I had a read through your article to figure out where your numbers came from, and there is all sorts of wrong going on there. Let's start with one wrongness that's simple to explain.
Since you enjoy logical fallacies, your calculation is colloquially known as the sharpshooter fallacy. You're arguing that since it's extremely unlikely for one gene to evolve; it's clearly impossible for many to evolve. But what you're calculating (wrongly) is the probability of one specific gene evolving. How likely that is is of course a very different question to whether any, non-specified functional gene could evolve.
Another obvious wrong with respect to your numbers is what you call the 'deformation tolerance' of a gene; meaning how many ways could you change it and still have a functional gene (where what you mean is the same function - see above). You use the assumption of 50% and claim that's way too big, and thus a generous assumption in favour of evolution. You present no evidence or reasoning for why that's too big, and it does not necessarily appear to be so, as discussed in one of the articles you cite a few paragraphs later.

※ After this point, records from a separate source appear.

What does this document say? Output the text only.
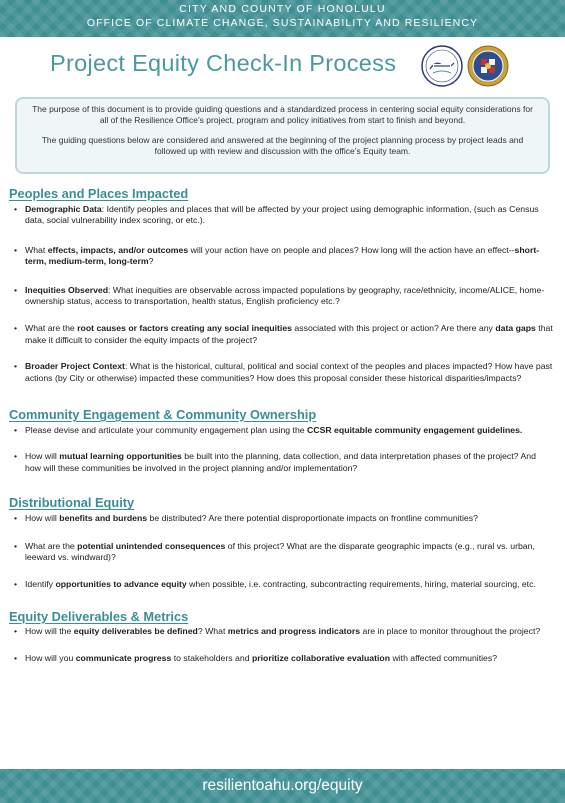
CITY AND COUNTY OF HONOLULU
OFFICE OF CLIMATE CHANGE, SUSTAINABILITY AND RESILIENCY
Project Equity Check-In Process

The purpose of this document is to provide guiding questions and a standardized process in centering social equity considerations for all of the Resilience Office’s project, program and policy initiatives from start to finish and beyond.

The guiding questions below are considered and answered at the beginning of the project planning process by project leads and followed up with review and discussion with the office’s Equity team.

Peoples and Places Impacted
• Demographic Data: Identify peoples and places that will be affected by your project using demographic information, (such as Census data, social vulnerability index scoring, or etc.).
• What effects, impacts, and/or outcomes will your action have on people and places? How long will the action have an effect--short-term, medium-term, long-term?
• Inequities Observed: What inequities are observable across impacted populations by geography, race/ethnicity, income/ALICE, home-ownership status, access to transportation, health status, English proficiency etc.?
• What are the root causes or factors creating any social inequities associated with this project or action? Are there any data gaps that make it difficult to consider the equity impacts of the project?
• Broader Project Context: What is the historical, cultural, political and social context of the peoples and places impacted? How have past actions (by City or otherwise) impacted these communities? How does this proposal consider these historical disparities/impacts?
Community Engagement & Community Ownership
• Please devise and articulate your community engagement plan using the CCSR equitable community engagement guidelines.
• How will mutual learning opportunities be built into the planning, data collection, and data interpretation phases of the project? And how will these communities be involved in the project planning and/or implementation?
Distributional Equity
• How will benefits and burdens be distributed? Are there potential disproportionate impacts on frontline communities?
• What are the potential unintended consequences of this project? What are the disparate geographic impacts (e.g., rural vs. urban, leeward vs. windward)?
• Identify opportunities to advance equity when possible, i.e. contracting, subcontracting requirements, hiring, material sourcing, etc.
Equity Deliverables & Metrics
• How will the equity deliverables be defined? What metrics and progress indicators are in place to monitor throughout the project?
• How will you communicate progress to stakeholders and prioritize collaborative evaluation with affected communities?
resilientoahu.org/equity
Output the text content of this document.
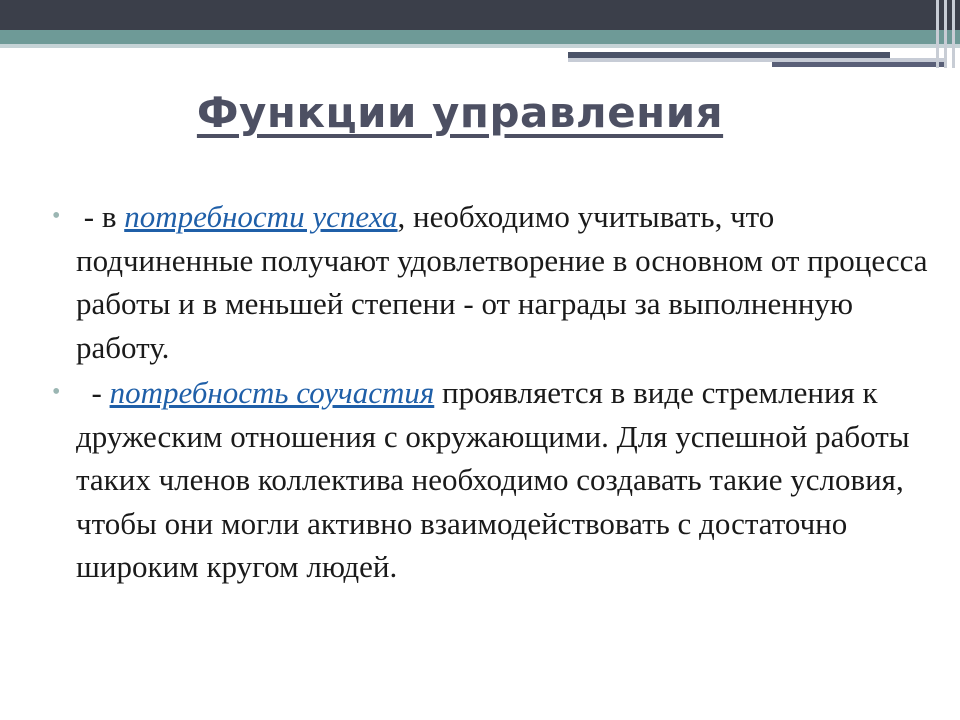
Функции управления
• - в потребности успеха, необходимо учитывать, что подчиненные получают удовлетворение в основном от процесса работы и в меньшей степени - от награды за выполненную работу.
• - потребность соучастия проявляется в виде стремления к дружеским отношения с окружающими. Для успешной работы таких членов коллектива необходимо создавать такие условия, чтобы они могли активно взаимодействовать с достаточно широким кругом людей.
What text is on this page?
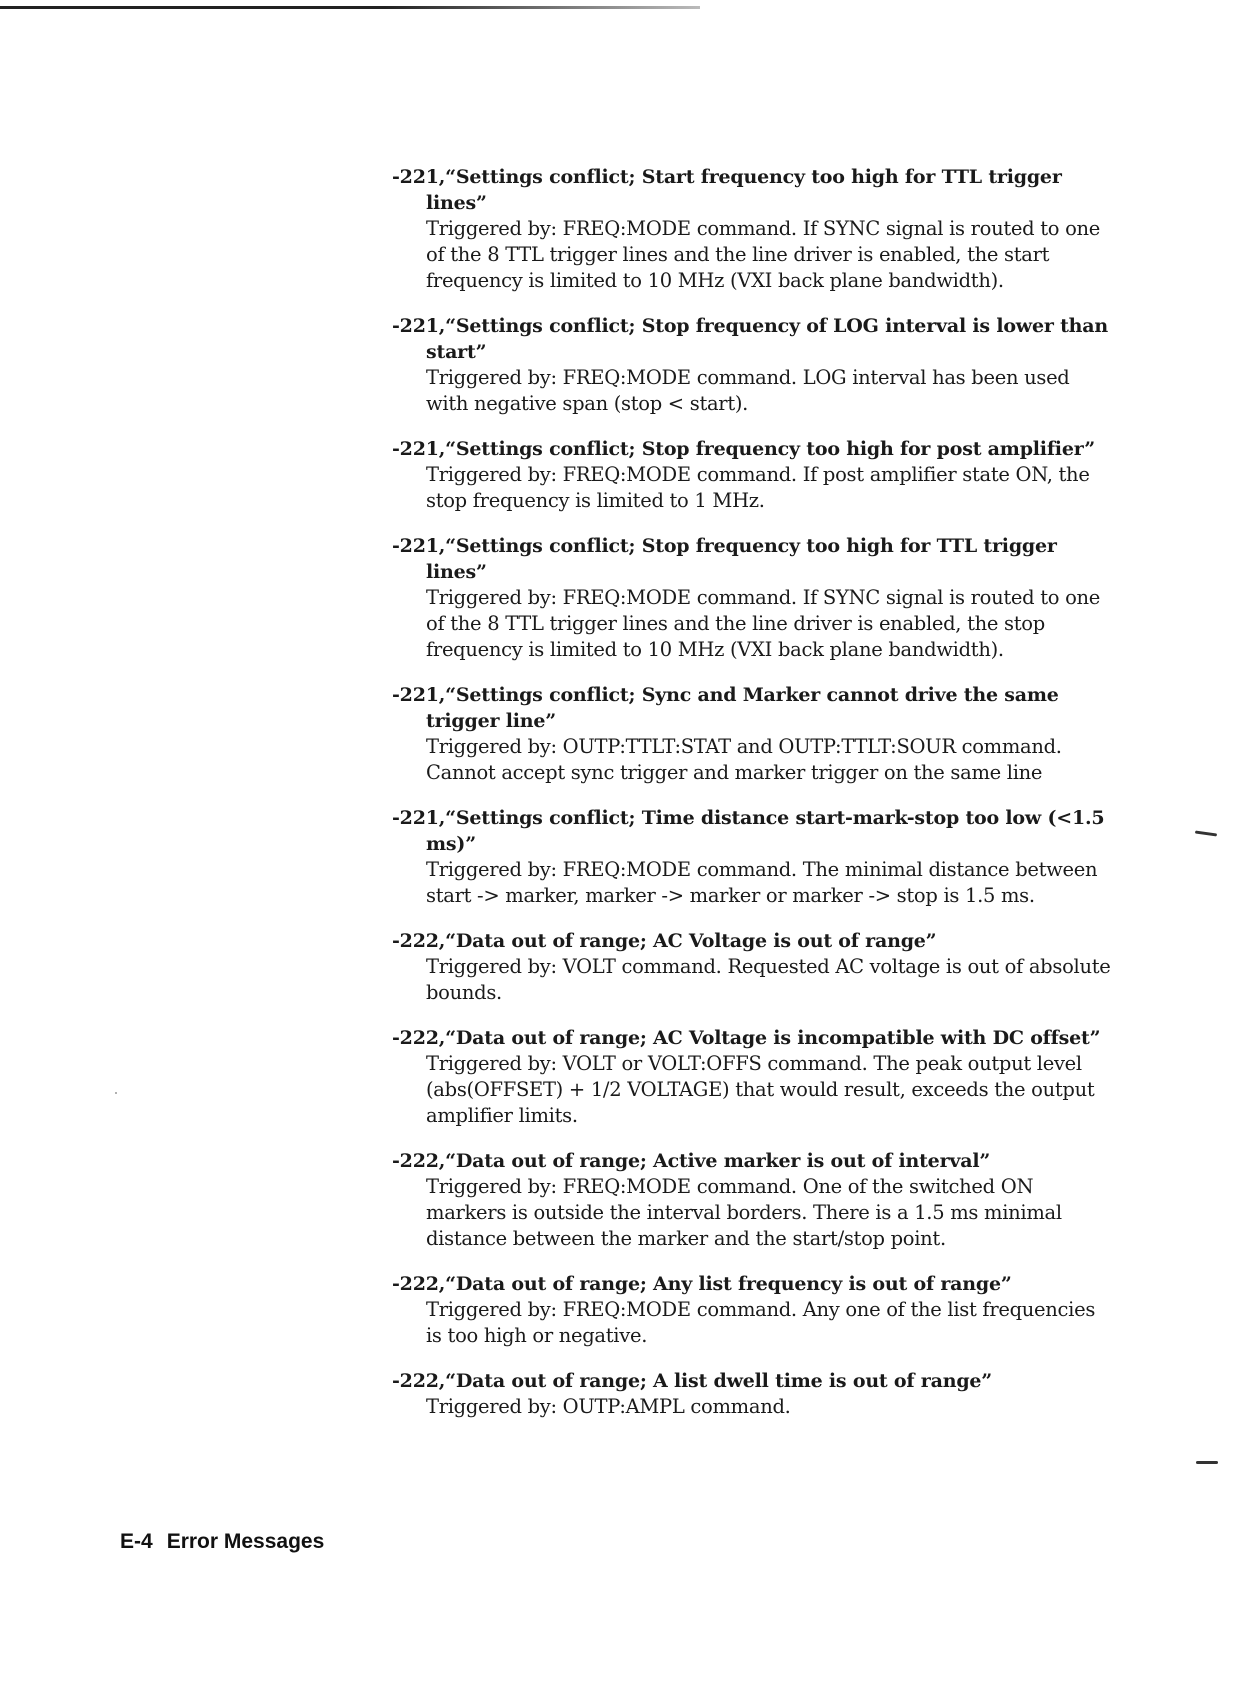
-221,“Settings conflict; Start frequency too high for TTL trigger lines”
Triggered by: FREQ:MODE command. If SYNC signal is routed to one of the 8 TTL trigger lines and the line driver is enabled, the start frequency is limited to 10 MHz (VXI back plane bandwidth).
-221,“Settings conflict; Stop frequency of LOG interval is lower than start”
Triggered by: FREQ:MODE command. LOG interval has been used with negative span (stop < start).
-221,“Settings conflict; Stop frequency too high for post amplifier”
Triggered by: FREQ:MODE command. If post amplifier state ON, the stop frequency is limited to 1 MHz.
-221,“Settings conflict; Stop frequency too high for TTL trigger lines”
Triggered by: FREQ:MODE command. If SYNC signal is routed to one of the 8 TTL trigger lines and the line driver is enabled, the stop frequency is limited to 10 MHz (VXI back plane bandwidth).
-221,“Settings conflict; Sync and Marker cannot drive the same trigger line”
Triggered by: OUTP:TTLT:STAT and OUTP:TTLT:SOUR command. Cannot accept sync trigger and marker trigger on the same line
-221,“Settings conflict; Time distance start-mark-stop too low (<1.5 ms)”
Triggered by: FREQ:MODE command. The minimal distance between start -> marker, marker -> marker or marker -> stop is 1.5 ms.
-222,“Data out of range; AC Voltage is out of range”
Triggered by: VOLT command. Requested AC voltage is out of absolute bounds.
-222,“Data out of range; AC Voltage is incompatible with DC offset”
Triggered by: VOLT or VOLT:OFFS command. The peak output level (abs(OFFSET) + 1/2 VOLTAGE) that would result, exceeds the output amplifier limits.
-222,“Data out of range; Active marker is out of interval”
Triggered by: FREQ:MODE command. One of the switched ON markers is outside the interval borders. There is a 1.5 ms minimal distance between the marker and the start/stop point.
-222,“Data out of range; Any list frequency is out of range”
Triggered by: FREQ:MODE command. Any one of the list frequencies is too high or negative.
-222,“Data out of range; A list dwell time is out of range”
Triggered by: OUTP:AMPL command.
E-4 Error Messages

In discussing DNA methyltransferases; it mentions that you can change most of the amino acids in these proteins and still end up with a protein performing the same function. So the 'deformation tolerance' is more than 50%. Add to this that we're talking about changing the amino acids in the gene product - many of the possible changes in the base-pair sequence of the gene coding for this product will not change the amino acid sequence. Your 50% assumption is not too high - it's woefully too small.
So, all one needs to do in order to refute my argument is to address two things: the deformation tolerance and unit of selection. If someone disagrees with 50 percent deformation tolerance he must explain why he disagrees.